Nov 10, 2012

You can do so much with comics because that's where it all comes together

Well, that's over and done with.

I finished my latest comic series -- Fibromyalgia for Beginners -- and are primed for another.

It took me just over a month to do the 21 pages on a approximation of an every-second-day work schedule, usually in 3-5 hour shifts.

Compared to standard comic making -- with pens and pencils -- that's fast. I doubt I could work at that normative achingly slow pace. 

I value speed...and shortcuts...and laziness.

En route I learnt a lot of techniques and exposed myself to even more creative options.

So the world is my comic oyster.

While I still have heaps to learn and while I still seek to continue  my chats with Mr Punch (when I'm busy on this other stuff I miss time spent with my puppet friend) , I'm keen to ramp up my comic commitments by taking up more challenging projects.

To mind are the following possibilities:
  • A personal political memoir, maybe in snippets
  • A meditation on the Northern Territory Intervention into Aboriginal communities
  • An exploration of  'socialism' and how to get there (from here) in the mode of Rius' work (eg: Cuba for Beginners, Marx for Beginners)
  • I'd also like to get into doing 'editorial cartoons' of sorts...
An experiment in going back in time using GIMP +

The complication so that any of these options present challenges and demand approaches I don't as yet posses or master.
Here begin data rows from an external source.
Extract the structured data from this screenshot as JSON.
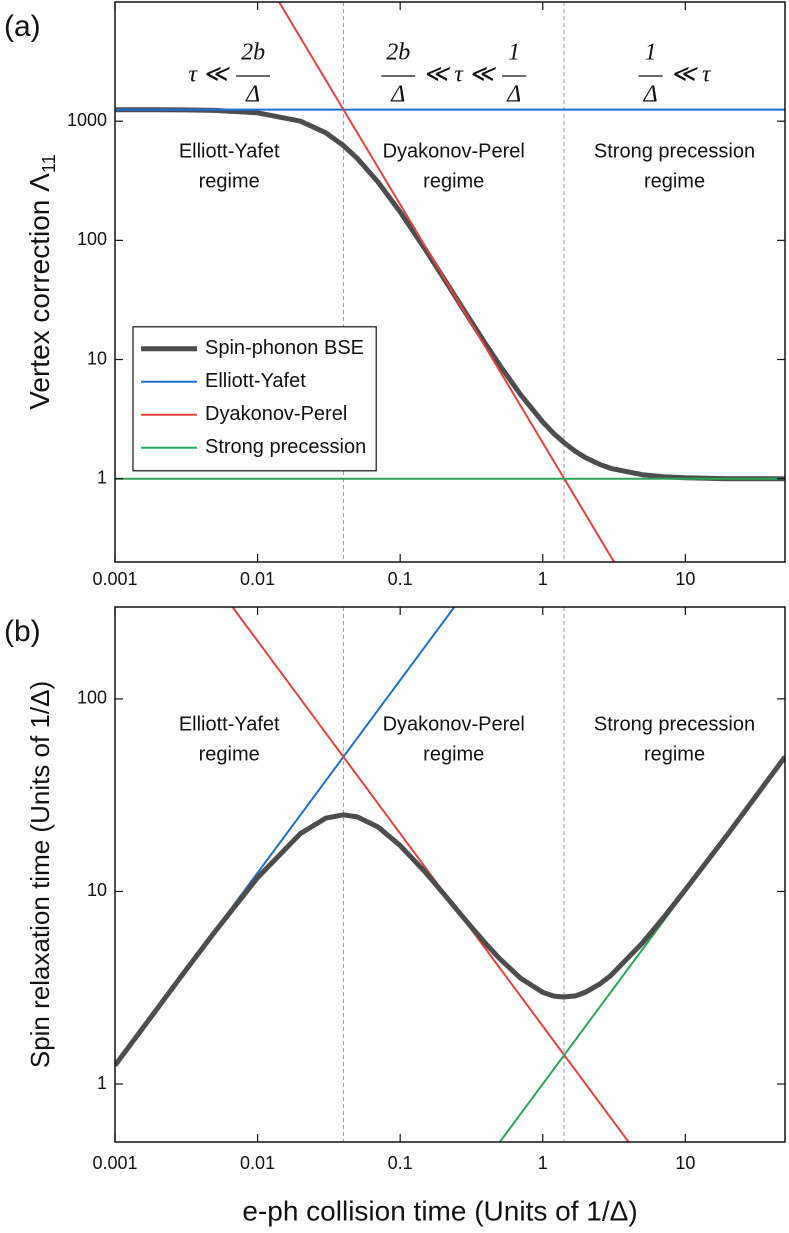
{
  "chart_data": [
    {
      "type": "line",
      "panel_label": "(a)",
      "ylabel": "Vertex correction Λ",
      "ylabel_sub": "11",
      "xscale": "log",
      "yscale": "log",
      "xlim": [
        0.001,
        50
      ],
      "ylim": [
        0.2,
        10000
      ],
      "xticks": [
        0.001,
        0.01,
        0.1,
        1,
        10
      ],
      "yticks": [
        1,
        10,
        100,
        1000
      ],
      "regime_boundaries": [
        0.04,
        1.41
      ],
      "regime_conditions": [
        [
          "τ ≪",
          {
            "num": "2b",
            "den": "Δ"
          }
        ],
        [
          {
            "num": "2b",
            "den": "Δ"
          },
          "≪ τ ≪",
          {
            "num": "1",
            "den": "Δ"
          }
        ],
        [
          {
            "num": "1",
            "den": "Δ"
          },
          "≪ τ"
        ]
      ],
      "regime_labels": [
        [
          "Elliott-Yafet",
          "regime"
        ],
        [
          "Dyakonov-Perel",
          "regime"
        ],
        [
          "Strong precession",
          "regime"
        ]
      ],
      "legend": "center left",
      "series": [
        {
          "name": "Spin-phonon BSE",
          "color": "#4d4d4d",
          "width": 5,
          "x": [
            0.001,
            0.002,
            0.003,
            0.005,
            0.01,
            0.02,
            0.03,
            0.04,
            0.05,
            0.07,
            0.1,
            0.15,
            0.2,
            0.3,
            0.4,
            0.5,
            0.7,
            1,
            1.2,
            1.4,
            1.7,
            2,
            2.5,
            3,
            5,
            7,
            10,
            20,
            50
          ],
          "values": [
            1249,
            1247,
            1243,
            1231,
            1176,
            1000,
            800,
            625,
            488,
            308,
            173,
            83.9,
            49.0,
            22.8,
            13.35,
            8.94,
            5.06,
            2.99,
            2.38,
            2.02,
            1.69,
            1.5,
            1.32,
            1.22,
            1.08,
            1.04,
            1.02,
            1.0,
            1.0
          ]
        },
        {
          "name": "Elliott-Yafet",
          "color": "#1f6fd1",
          "width": 2,
          "x": [
            0.001,
            50
          ],
          "values": [
            1250,
            1250
          ]
        },
        {
          "name": "Dyakonov-Perel",
          "color": "#e8403f",
          "width": 2,
          "x": [
            0.01,
            4
          ],
          "values": [
            20000,
            0.125
          ]
        },
        {
          "name": "Strong precession",
          "color": "#2ca55a",
          "width": 2,
          "x": [
            0.001,
            50
          ],
          "values": [
            1,
            1
          ]
        }
      ]
    },
    {
      "type": "line",
      "panel_label": "(b)",
      "ylabel": "Spin relaxation time (Units of 1/Δ)",
      "xlabel": "e-ph collision time (Units of 1/Δ)",
      "xscale": "log",
      "yscale": "log",
      "xlim": [
        0.001,
        50
      ],
      "ylim": [
        0.5,
        300
      ],
      "xticks": [
        0.001,
        0.01,
        0.1,
        1,
        10
      ],
      "yticks": [
        1,
        10,
        100
      ],
      "regime_boundaries": [
        0.04,
        1.41
      ],
      "regime_labels": [
        [
          "Elliott-Yafet",
          "regime"
        ],
        [
          "Dyakonov-Perel",
          "regime"
        ],
        [
          "Strong precession",
          "regime"
        ]
      ],
      "series": [
        {
          "color": "#1f6fd1",
          "width": 2,
          "x": [
            0.001,
            0.3
          ],
          "values": [
            1.25,
            375
          ]
        },
        {
          "color": "#e8403f",
          "width": 2,
          "x": [
            0.006,
            4
          ],
          "values": [
            333,
            0.5
          ]
        },
        {
          "color": "#2ca55a",
          "width": 2,
          "x": [
            0.5,
            50
          ],
          "values": [
            0.5,
            50
          ]
        },
        {
          "color": "#4d4d4d",
          "width": 5,
          "x": [
            0.001,
            0.002,
            0.003,
            0.005,
            0.01,
            0.02,
            0.03,
            0.04,
            0.05,
            0.07,
            0.1,
            0.15,
            0.2,
            0.3,
            0.4,
            0.5,
            0.7,
            1,
            1.2,
            1.4,
            1.7,
            2,
            2.5,
            3,
            5,
            7,
            10,
            20,
            50
          ],
          "values": [
            1.25,
            2.49,
            3.73,
            6.16,
            11.8,
            20.0,
            24.0,
            25.0,
            24.4,
            21.6,
            17.3,
            12.6,
            9.8,
            6.83,
            5.34,
            4.47,
            3.54,
            2.99,
            2.86,
            2.83,
            2.87,
            3.0,
            3.3,
            3.66,
            5.4,
            7.29,
            10.2,
            20.0,
            50.0
          ]
        }
      ]
    }
  ]
}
There's also a lot of research involved...before any graphic can be created.

So I'm looking at ramping up my comic work load and committing myself even more assiduously  to the  desktop.  

Nonetheless, I've worked out that distributing whatever I create  requires an eclectic mix of media publishing approaches -- online (both my site and others); via ebooks (by using my present preferred publisher, Smashwords); as presentations (using Slideshare); as standalone pdf files using Scribd...) .

Then there is the other possibility of doing stop animation which I'm sure -- after a time when I've mastered a few more techniques -- will be painstakingly 'easy'. "Easy" maybe given that my daughter is studying animation.


Who woulda thought that after all this time (alive on earth) I'd alight on comics as my preferred and passionate outlet? I'm even gonna start sketching again. 

It shows how confident I am in pursuing the medium. Not how good I am but how much I love doing it.

In the space of a few months -- since late July last, that's just over 3 months --  I've created almost 70 pages, and some of it, I think, is quite good both in graphic impact and/or narrative flow.

I even have fans! One guy, my age, who is a graphic  and comic artist of sorts thinks that my strip "is absolutely brilliant" and friends of mine who are professional artists are extremely supportive.

My advantage is that I'm a tad different from the art school crowd: I pursue a photomontage niche.  Photomontagers I appreciate nonetheless are not as productive as I as they seem caught up in their piece works, whereas I just throw it together.

I'm not looking for kudos, mind. I'd do this no matter what. It is nonetheless strange that some in my network just don't get it. But every time I read a comic -- and I gormandize them -- I marvel at what you can do with sequential art and puffs of talky smoke.

Indeed my whole outlook on life and politics is now being formatted by this panelled and photomontaged perspective. I'm looking at ways -- such as by taking sketching material with me always --  I can work on this stuff away from the computer. In my mind is the notion of doing stuff by hand and then integrating it later digitally. You can scan anything into a computer so that all the sort of Kurt Schwitters  Mertz stuff I love could now be replicated.

The irony is that I find my closest contemporary  deference  within the scrapbooking and journaling communities. 

I can see myself sitting in coffee shops with an appropriate sized Moleskine notebook sketching elements of my panel art.

My partner and I are also discussing how we could convert her Phd thesis into  comic format.... Not so bizarre if you have read  Logicomix: An Epic Search for Truth -- an innovative, dramatic graphic novel about the treacherous pursuit of the foundations of mathematics -- or the scientifically detailed, Cartoon History of the Universe.

You can do so much with comics.

The only draw back is that my 'style' doesn't lend itself to printing because my strips would be ink dense and expensive to duplicate. They'd also have to stay printer page small. Maybe as limited editions, perhaps -- for the fam? Another option is a gallery show* if I wanted to go down that route.....but that's just egocentric indulgence.

I'm pretty happy staying online...

So there: it all comes together in a comic for me.